Thursday, September 16, 2010

What is the Problem with Secularists?

9/16/2010—My friend wants to know what is the problem with secularists? He means why do secularists have a problem with religion? I can’t say it is because of organized religion because he has little to do with organized religion. Besides I don’t think that is it. Most secularists I know are not disabused of religion because of the problems of the Church, for example. They are more likely to view these problems as inherent in religion.

So I say, it is the supernatural claims of religion. But he responds with disdain: no one talks that way today. He means no self-respecting theologian writes about Beings doing tricks with the natural order. (And he has read them all).

Yet, is it that simple? He and I are reading the New Testament at this moment. Isn’t Christianity just one big miracle, as C.S. Lewis once put it?

Last week, I looked at a prayer book for the High Holy Days. It reminded me why I felt I had to leave Judaism. What is the point of asking God for forgiveness? Is forgiveness a favor? Surely, my obligation is to recognize my sins and sincerely repent. But if I really repent, why would I not accept my punishment as just? Why would I ask to get out of it? On the other hand, if I don’t ask for forgiveness, I can still be grateful that it occurs. And I know that it does. But who is this God?

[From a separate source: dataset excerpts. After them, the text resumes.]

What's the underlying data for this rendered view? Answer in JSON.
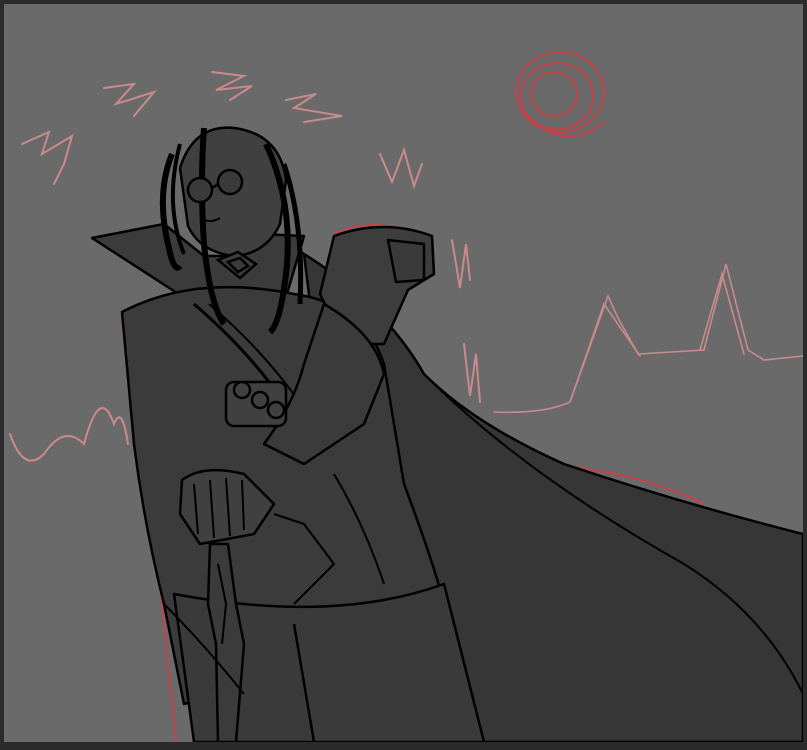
{
  "artwork": {
    "icons": {
      "sun": "sun-sketch-icon"
    },
    "colors": {
      "frame": "#2b2b2b",
      "canvas": "#6a6a6a",
      "figure_fill": "#3b3b3b",
      "cape_fill": "#363636",
      "lineart": "#000000",
      "sketch_red": "#c2454a",
      "sketch_pink": "#c98a8c"
    }
  }
}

I told my friend that what the secularists like Christopher Hitchens seem to deny is that there is anything more to life than what lies on the surface. They seem to deny mystery and depth as aspects of human experience. If, for example, I claim that repentance leads to forgiveness, Hitchens would have to say this is just a psychological reaction. In principle, we could duplicate it with a pill. But I believe the experience of forgiveness is real. It is another of the promises of the Bible that genuinely reflect the way things are. Just like justice. How these things came to be that way, the authors of the Bible called God. Maybe God just meant they did not know.

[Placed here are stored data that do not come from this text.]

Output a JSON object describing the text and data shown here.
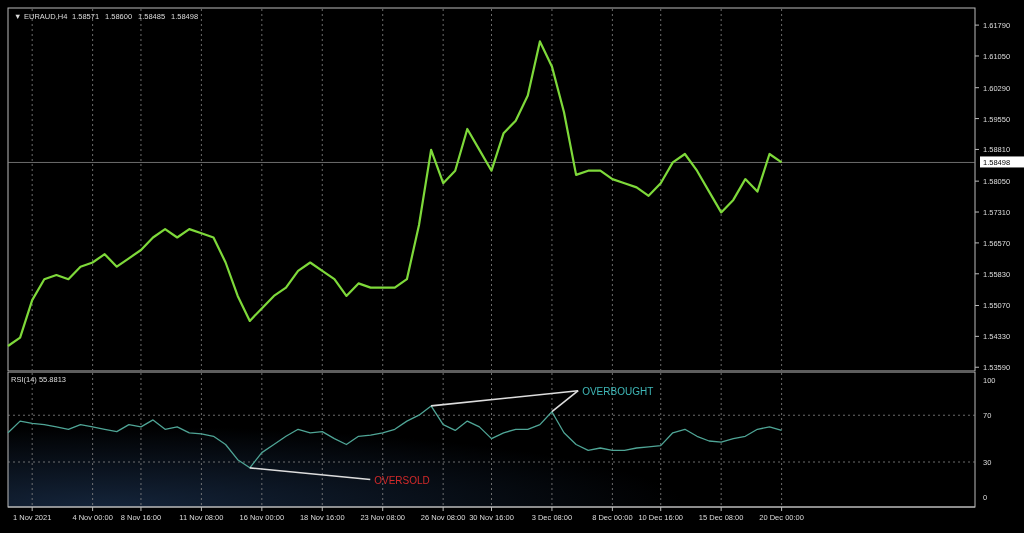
{
  "header": {
    "toggle": "▼",
    "symbol": "EURAUD,H4",
    "values": [
      "1.58571",
      "1.58600",
      "1.58485",
      "1.58498"
    ]
  },
  "price_chart": {
    "chart_data": {
      "type": "line",
      "grid": true,
      "ylim": [
        1.535,
        1.622
      ],
      "yticks": [
        {
          "value": 1.6179,
          "label": "1.61790"
        },
        {
          "value": 1.6105,
          "label": "1.61050"
        },
        {
          "value": 1.6029,
          "label": "1.60290"
        },
        {
          "value": 1.5955,
          "label": "1.59550"
        },
        {
          "value": 1.5881,
          "label": "1.58810"
        },
        {
          "value": 1.5805,
          "label": "1.58050"
        },
        {
          "value": 1.5731,
          "label": "1.57310"
        },
        {
          "value": 1.5657,
          "label": "1.56570"
        },
        {
          "value": 1.5583,
          "label": "1.55830"
        },
        {
          "value": 1.5507,
          "label": "1.55070"
        },
        {
          "value": 1.5433,
          "label": "1.54330"
        },
        {
          "value": 1.5359,
          "label": "1.53590"
        }
      ],
      "ref_lines": [
        {
          "axis": "y",
          "value": 1.58498,
          "label": "1.58498"
        }
      ],
      "series": [
        {
          "color": "#7ed93a",
          "values": [
            1.541,
            1.543,
            1.552,
            1.557,
            1.558,
            1.557,
            1.56,
            1.561,
            1.563,
            1.56,
            1.562,
            1.564,
            1.567,
            1.569,
            1.567,
            1.569,
            1.568,
            1.567,
            1.561,
            1.553,
            1.547,
            1.55,
            1.553,
            1.555,
            1.559,
            1.561,
            1.559,
            1.557,
            1.553,
            1.556,
            1.555,
            1.555,
            1.555,
            1.557,
            1.57,
            1.588,
            1.58,
            1.583,
            1.593,
            1.588,
            1.583,
            1.592,
            1.595,
            1.601,
            1.614,
            1.608,
            1.597,
            1.582,
            1.583,
            1.583,
            1.581,
            1.58,
            1.579,
            1.577,
            1.58,
            1.585,
            1.587,
            1.583,
            1.578,
            1.573,
            1.576,
            1.581,
            1.578,
            1.587,
            1.585
          ]
        }
      ]
    }
  },
  "rsi_panel": {
    "value": "55.8813",
    "chart_data": {
      "type": "line",
      "grid": true,
      "ylim": [
        -8.5,
        107
      ],
      "yticks": [
        0,
        30,
        70,
        100
      ],
      "categories": [
        null,
        null,
        "1 Nov 2021",
        null,
        null,
        null,
        null,
        "4 Nov 00:00",
        null,
        null,
        null,
        "8 Nov 16:00",
        null,
        null,
        null,
        null,
        "11 Nov 08:00",
        null,
        null,
        null,
        null,
        "16 Nov 00:00",
        null,
        null,
        null,
        null,
        "18 Nov 16:00",
        null,
        null,
        null,
        null,
        "23 Nov 08:00",
        null,
        null,
        null,
        null,
        "26 Nov 08:00",
        null,
        null,
        null,
        "30 Nov 16:00",
        null,
        null,
        null,
        null,
        "3 Dec 08:00",
        null,
        null,
        null,
        null,
        "8 Dec 00:00",
        null,
        null,
        null,
        "10 Dec 16:00",
        null,
        null,
        null,
        null,
        "15 Dec 08:00",
        null,
        null,
        null,
        null,
        "20 Dec 00:00"
      ],
      "series": [
        {
          "name": "RSI(14)",
          "color": "#4fa596",
          "values": [
            55,
            65,
            63,
            62,
            60,
            58,
            62,
            60,
            58,
            56,
            62,
            60,
            66,
            58,
            60,
            55,
            54,
            52,
            45,
            32,
            25,
            38,
            45,
            52,
            58,
            55,
            56,
            50,
            45,
            52,
            53,
            55,
            58,
            65,
            70,
            78,
            62,
            57,
            65,
            60,
            50,
            55,
            58,
            58,
            62,
            73,
            55,
            45,
            40,
            42,
            40,
            40,
            42,
            43,
            44,
            55,
            58,
            52,
            48,
            47,
            50,
            52,
            58,
            60,
            57
          ]
        }
      ]
    },
    "notes": [
      {
        "kind": "above",
        "text": "OVERBOUGHT",
        "color": "#3fb8b8"
      },
      {
        "kind": "below",
        "text": "OVERSOLD",
        "color": "#d42a2a"
      }
    ]
  }
}
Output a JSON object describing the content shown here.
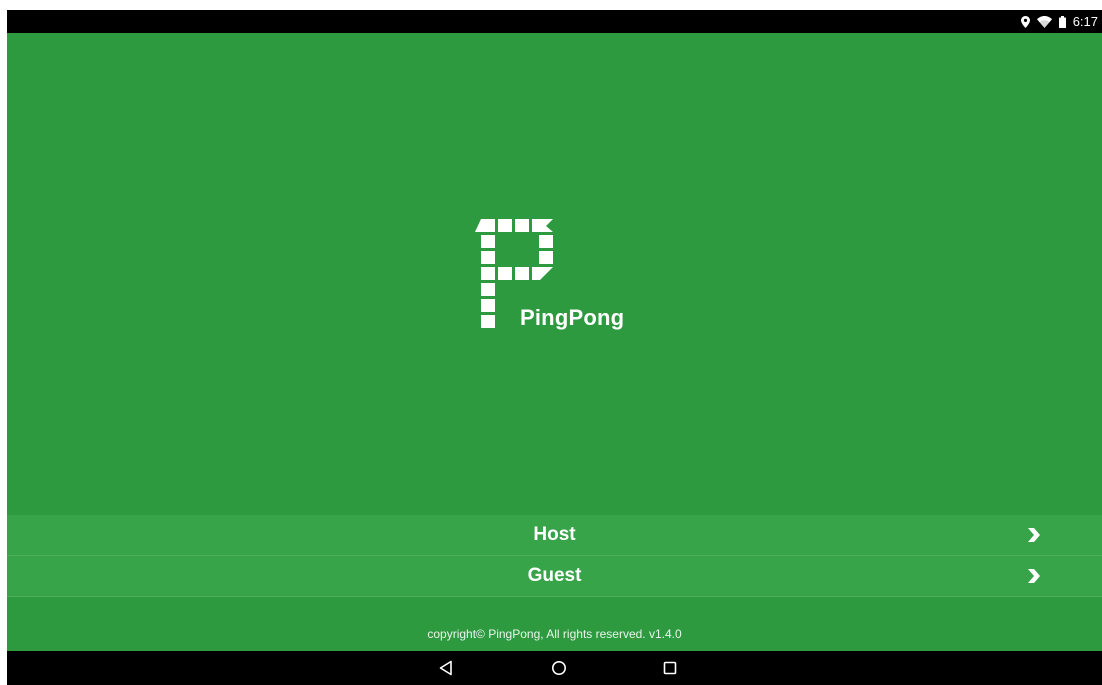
{
  "status_bar": {
    "time": "6:17",
    "icons": [
      "location-icon",
      "wifi-icon",
      "battery-icon"
    ]
  },
  "app": {
    "brand_name": "PingPong",
    "background_color": "#2e9a40",
    "menu": [
      {
        "label": "Host",
        "icon": "chevron-right-icon"
      },
      {
        "label": "Guest",
        "icon": "chevron-right-icon"
      }
    ],
    "copyright": "copyright© PingPong, All rights reserved. v1.4.0"
  },
  "nav_bar": {
    "buttons": [
      "back-icon",
      "home-icon",
      "recents-icon"
    ]
  }
}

The Bible generally did not ask its audience to believe things they could not accept. The ancient world believed in gods, so God was just greater than the Egyptian gods. Jesus cast out demons, but so did his critics. The amazing thing to the ancient world was that the Jewish God in the Old and New Testament cared about slaves and the poor and women, not that this God existed.

Somehow we have to get clear of things that probably cannot be true and see what is then left of religion. I think quite a lot.

1 comment:

  1. Interesting blog.

    You might find this interesting. Lord Harries, former Bishop of Oxford being interviewed about religion in politics.